Месть и прощение | страница 63
– Любопытно, – пробормотала она.
– Что именно?
– Где ты ее нашел?
– А что?
Земля под ним разверзлась. Она не сдавалась:
– Я не помню этой фотографии. Я даже не помню, где ее сделали. Но ведь это ты на ней, когда тебе было всего несколько дней… А, наверно, у моих родителей? Ты ее вытащил из семейного альбома?
– Я… Я нашел ее в старом словаре.
– Вот почему я ее не знаю. Она все годы там пряталась.
Мать вернула ему снимок, сопроводив ласковым тычком.
– Потрясающий младенец… Куда лучше, чем то, что из него выросло!
Она вышла, смеясь.
Вильям застыл, как громом пораженный, с фотографией в руках, потом, едва удостоверившись, что никто за ним не подсматривает, злобно изорвал ее в клочья. Ни следов, ни доказательств, ни реальности!
Прошли годы.
Вильям регулярно обнаруживал в почтовом ящике письма от Мандины; так же регулярно он выбрасывал их в мусорную корзину, не открывая. Его молчание ставило точку в этом деле.
Стремясь к успеху, при полной поддержке родителей, он получил то образование, о котором мечтал, и дипломы самого высокого уровня. Самюэль Гольден, дядя-банкир, не спускавший с единственного племянника благожелательного взора, оплатил ему дорогостоящую магистратуру в Оксфорде, а потом, убедившись, что нашел своего преемника, взял к себе на работу.

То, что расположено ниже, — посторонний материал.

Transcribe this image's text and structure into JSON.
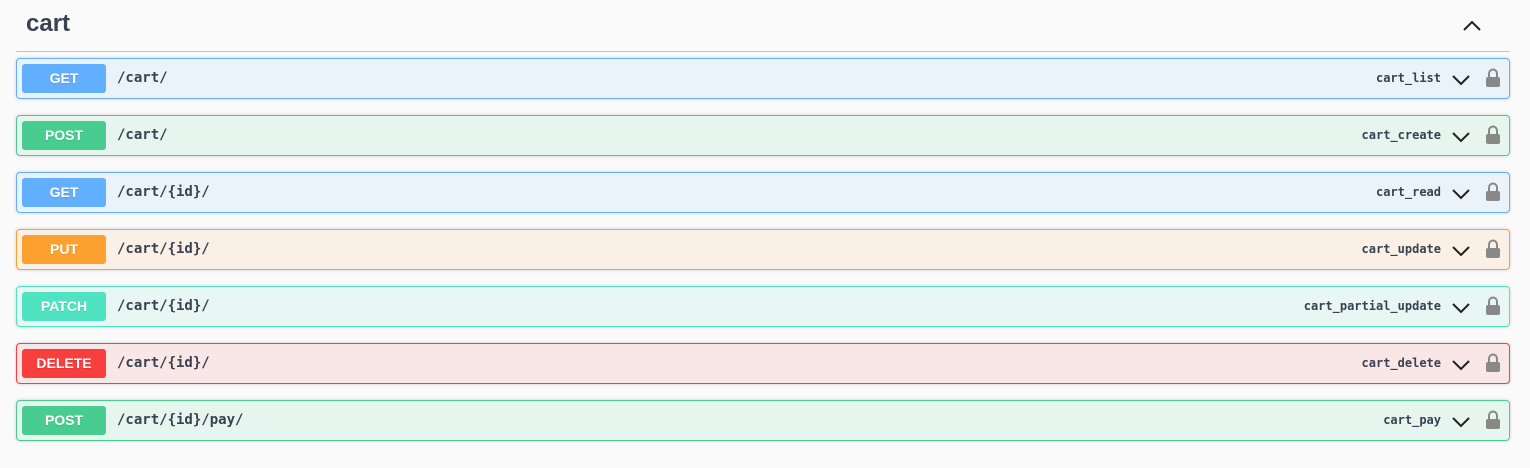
{
  "section": {
    "title": "cart"
  },
  "operations": [
    {
      "method": "GET",
      "path": "/cart/",
      "operation_id": "cart_list"
    },
    {
      "method": "POST",
      "path": "/cart/",
      "operation_id": "cart_create"
    },
    {
      "method": "GET",
      "path": "/cart/{id}/",
      "operation_id": "cart_read"
    },
    {
      "method": "PUT",
      "path": "/cart/{id}/",
      "operation_id": "cart_update"
    },
    {
      "method": "PATCH",
      "path": "/cart/{id}/",
      "operation_id": "cart_partial_update"
    },
    {
      "method": "DELETE",
      "path": "/cart/{id}/",
      "operation_id": "cart_delete"
    },
    {
      "method": "POST",
      "path": "/cart/{id}/pay/",
      "operation_id": "cart_pay"
    }
  ],
  "icons": {
    "section_toggle": "chevron-up-icon",
    "expand": "chevron-down-icon",
    "auth": "lock-icon"
  },
  "colors": {
    "GET": "#61affe",
    "POST": "#49cc90",
    "PUT": "#fca130",
    "PATCH": "#50e3c2",
    "DELETE": "#f93e3e"
  }
}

Когда Вильям, обеспеченный приличной зарплатой, обустроился в холостяцком лофте недалеко от площади Бастилии, его родители воспользовались этим, чтобы сменить квартиру. Почта пересылалась им со старого адреса в течение года, затем пересылка прекратилась. Слова Мандины больше не доходили до Вильяма.
Он забыл ее.
Если у него случались связи с женщинами, он их быстро прерывал, избегая любых серьезных отношений, которые грозили продолжением: путь честолюбца, посвятившего себя работе, не должен быть отягощен ни женитьбой, ни семьей.
Одним июньским вечером, возвращаясь домой после вечеринки с головой, гудящей от усталости, и телом, отяжелевшим от алкоголя, Вильям на мгновение потерял контроль над машиной и врезался в дерево.
Спасатели обнаружили искореженный металлический остов, обвивший ствол, и с трудом извлекли оттуда Вильяма, без сознания, в крови, с переломанными костями. Несмотря на быстро оказанную помощь и прекрасных врачей, его жизнь была в опасности, настолько серьезными оказались травмы.
Вильям оставался пять дней в коме, потом пришел в себя и был снова погружен в искусственную кому из-за серии необходимых операций.
Когда он вернулся в этот мир, его вселенная сжалась до размеров палаты в отделении реанимации, куда к нему приходили родители, дядя, Поль и пара любовниц, с которыми у него сохранились хорошие отношения. Каждое утро почтительно застывшие интерны выслушивали знаменитого профессора, который комментировал результаты и делал новые назначения. Наконец ему сообщили, что он покидает отделение и его ждет многомесячное выздоровление в специализированном реабилитационном центре в Гарше, городке недалеко от Парижа.